New York Mets Pitcher Sustains Partially Torn Ulnar Collateral Ligament (UCL) - September 19, 2013
Yet another pitcher has fallen victim to an elbow injury. Matt Harvey, a starter for the New York Mets, sustained a partially torn ulnar collateral ligament (UCL) in late August. One of the few bright spots in an otherwise dull season for the Mets has now dimmed.
Harvey was enjoying a fantastic breakout season, having started this year’s All-Star Game for the National League and was a likely Cy Young candidate. Now, the pitcher’s season is marred by a finish on the disabled list from an injury that has claimed many before him.
As for what comes next, none of us, including Harvey, is sure. Most roads lead to the infamous Tommy John surgery, which requires a one-year minimum until a return to action. Harvey’s only other option is to rehabilitate with physical therapy in hopes of avoiding surgery.
While most choose surgery because of its successful outcomes, Adam Wainwright, pitcher for the St. Louis Cardinals, is the best example of a rehab-only success story after a tear of the UCL. He had gone an additional six seasons before ultimately undergoing surgery.
For Harvey, it will be a long road if he opts for a ligament reconstruction operation, as it requires one month in an immobilizer before the 10- to 12-month journey of rehabbing the arm to restore range of motion and relearn use of his elbow, wrist and hand.
If he chooses physical therapy only, the initial goal will be to control the pain and inflammation, then correcting any mobility loss in the elbow. Once the source of the injury is addressed with modalities, stretching and massage, the real work can begin.
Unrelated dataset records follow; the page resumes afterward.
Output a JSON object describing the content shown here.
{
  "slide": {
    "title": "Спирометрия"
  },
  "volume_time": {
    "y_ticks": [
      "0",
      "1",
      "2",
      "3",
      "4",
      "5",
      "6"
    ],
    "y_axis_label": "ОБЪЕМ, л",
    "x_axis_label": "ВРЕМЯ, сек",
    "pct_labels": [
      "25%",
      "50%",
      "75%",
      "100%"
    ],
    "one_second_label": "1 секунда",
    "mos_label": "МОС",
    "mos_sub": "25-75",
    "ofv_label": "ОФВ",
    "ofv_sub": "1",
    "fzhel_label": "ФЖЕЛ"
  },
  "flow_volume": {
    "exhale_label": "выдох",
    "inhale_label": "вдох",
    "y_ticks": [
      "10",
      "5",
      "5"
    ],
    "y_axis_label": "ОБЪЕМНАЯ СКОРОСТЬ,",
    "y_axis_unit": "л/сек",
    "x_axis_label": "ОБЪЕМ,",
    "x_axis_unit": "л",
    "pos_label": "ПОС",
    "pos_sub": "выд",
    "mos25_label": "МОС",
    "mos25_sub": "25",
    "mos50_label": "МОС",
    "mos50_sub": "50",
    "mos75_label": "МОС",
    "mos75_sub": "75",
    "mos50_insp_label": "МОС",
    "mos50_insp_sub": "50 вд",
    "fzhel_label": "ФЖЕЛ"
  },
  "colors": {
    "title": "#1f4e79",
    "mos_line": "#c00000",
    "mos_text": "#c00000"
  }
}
Often, this injury will occur from increased loading on the elbow, over-exerting the ligament. Correcting mechanics at the shoulder, thorax, core and hips has the potential to alleviate the excessive forces placed on the ligament by allowing a sharing of the load throughout the body.
This will be Harvey’s goal, but it will take a lot of work and determination in order for him to start pitching in Spring 2014 instead of Spring 2015.